Monday

9-June-2025 Vol 1

The Americas – Season 1: Tom Hanks Narrating Nature Is the Spiritual Reset I Didn’t Know I Needed

Let me start by saying this. If Tom Hanks ever wants to narrate my daily life, I will hand over the reins immediately. Grocery shopping, folding laundry, dramatic internal monologues while stuck in traffic. Whatever it is, I trust him to make it sound noble. And that trust was rewarded in The Americas, a 10-episode nature docuseries that is not just a visual feast but also a warm, thoughtful, sometimes hilarious reminder that Earth is the best reality show we’ve got.

Over the course of this beautifully crafted series, we dive with sperm whales in the deep ocean, and take in the drama of a hummingbird turf war. I’m not making that up. The stakes are high. The wings are fast. The hummingbirds are petty.

Every episode feels like its own little love letter to a different region of the Americas, complete with animals you’ve never seen before and landscapes so stunning they made me forget I was watching this on my couch under a blanket. It turns out Patagonia is not just a brand of outerwear favored by dads and tech bros but an actual place, and it is absurdly gorgeous. Like offensively gorgeous. Like the kind of place that makes you feel personally attacked for having ever complained about your apartment view.

But what really elevates this series is the narration. Tom Hanks is exactly who you want walking you through all of this. He has the gravitas of Attenborough with a side of cozy familiarity that makes even the most brutal predator-prey moment feel like a bedtime story. When you hear Hanks quietly reflect on the harshness of nature, it doesn’t feel manipulative. It just feels… human.

There are moments that will genuinely make you laugh.
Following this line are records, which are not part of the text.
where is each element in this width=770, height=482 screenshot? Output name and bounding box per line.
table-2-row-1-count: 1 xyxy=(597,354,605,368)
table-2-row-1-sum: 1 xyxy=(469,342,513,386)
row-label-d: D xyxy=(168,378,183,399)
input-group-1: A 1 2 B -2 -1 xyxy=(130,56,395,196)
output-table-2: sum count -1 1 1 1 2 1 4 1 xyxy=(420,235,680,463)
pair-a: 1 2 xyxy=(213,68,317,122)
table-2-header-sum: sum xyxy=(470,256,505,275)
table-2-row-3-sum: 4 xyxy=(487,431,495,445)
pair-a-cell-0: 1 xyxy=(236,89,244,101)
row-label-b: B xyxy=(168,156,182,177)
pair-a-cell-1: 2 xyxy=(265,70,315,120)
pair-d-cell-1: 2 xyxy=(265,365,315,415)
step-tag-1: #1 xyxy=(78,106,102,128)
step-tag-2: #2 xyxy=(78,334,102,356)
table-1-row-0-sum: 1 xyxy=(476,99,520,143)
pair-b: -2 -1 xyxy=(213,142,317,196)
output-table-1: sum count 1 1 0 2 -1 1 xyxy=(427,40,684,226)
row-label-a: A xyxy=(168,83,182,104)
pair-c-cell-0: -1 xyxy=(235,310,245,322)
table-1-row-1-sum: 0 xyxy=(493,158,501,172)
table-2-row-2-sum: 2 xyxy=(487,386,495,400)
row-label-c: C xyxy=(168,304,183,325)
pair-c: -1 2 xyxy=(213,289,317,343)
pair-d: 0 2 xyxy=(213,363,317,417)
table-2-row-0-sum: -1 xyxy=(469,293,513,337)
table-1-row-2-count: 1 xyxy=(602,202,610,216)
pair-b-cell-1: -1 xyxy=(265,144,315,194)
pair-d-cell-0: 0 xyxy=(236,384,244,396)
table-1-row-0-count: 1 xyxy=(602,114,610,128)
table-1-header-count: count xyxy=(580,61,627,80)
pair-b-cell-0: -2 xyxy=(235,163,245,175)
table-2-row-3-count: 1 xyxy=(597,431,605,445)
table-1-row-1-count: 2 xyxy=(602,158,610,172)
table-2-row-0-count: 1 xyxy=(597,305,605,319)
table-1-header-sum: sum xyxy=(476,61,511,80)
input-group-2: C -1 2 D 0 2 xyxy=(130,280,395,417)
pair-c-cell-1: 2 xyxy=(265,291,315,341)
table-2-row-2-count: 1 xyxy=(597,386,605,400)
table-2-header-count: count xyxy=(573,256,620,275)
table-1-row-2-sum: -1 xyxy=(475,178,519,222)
There is a scene where a raccoon outsmarts a film crew and I swear you can hear the twinkle of mischief in Hanks’s voice. There are moments that will make you want to cry into your snack bowl, and you start re-evaluating every decision you’ve ever made. There are even moments that feel so unreal, you’ll be convinced the producers hired VFX artists and just told everyone to pretend it was real footage.

But it’s real. All of it. That is the part that sticks with you. That in this chaotic world, these places exist. These animals exist. This beauty is happening right now without a single influencer in sight. Just the natural world, doing its thing.

I will say, and I’ve seen others online reiterate this as well, that the show doesn’t lean as heavily into environmental issues as it could have. Climate change is touched on but not central. For some viewers, that might feel like a missed opportunity. For others, it will be a welcome break from doomscrolling. I fall somewhere in the middle. Would I have liked to see more urgency around preservation? Yes. Am I still going to rewatch the Gulf Coast episode 47 more times while whispering “look at those manatees” with tears in my eyes? Also yes.

From the sweeping Hans Zimmer score to the innovative camera work to the fact that someone somehow captured a sperm whale’s eye-view as it dove into the deep, The Americas feels like the kind of show that should be shown in schools, on planes, and quite possibly in therapy.

Final Verdict: 5 out of 5 stars.

If The Americas was a person, I would write it a thank-you note and bake it banana bread. It is stunning, heartwarming, occasionally heartbreaking, and narrated by the human equivalent of a hug. Watch it with your family. Watch it with your pets. Watch it by yourself with a snack and the lights turned low. Just watch it.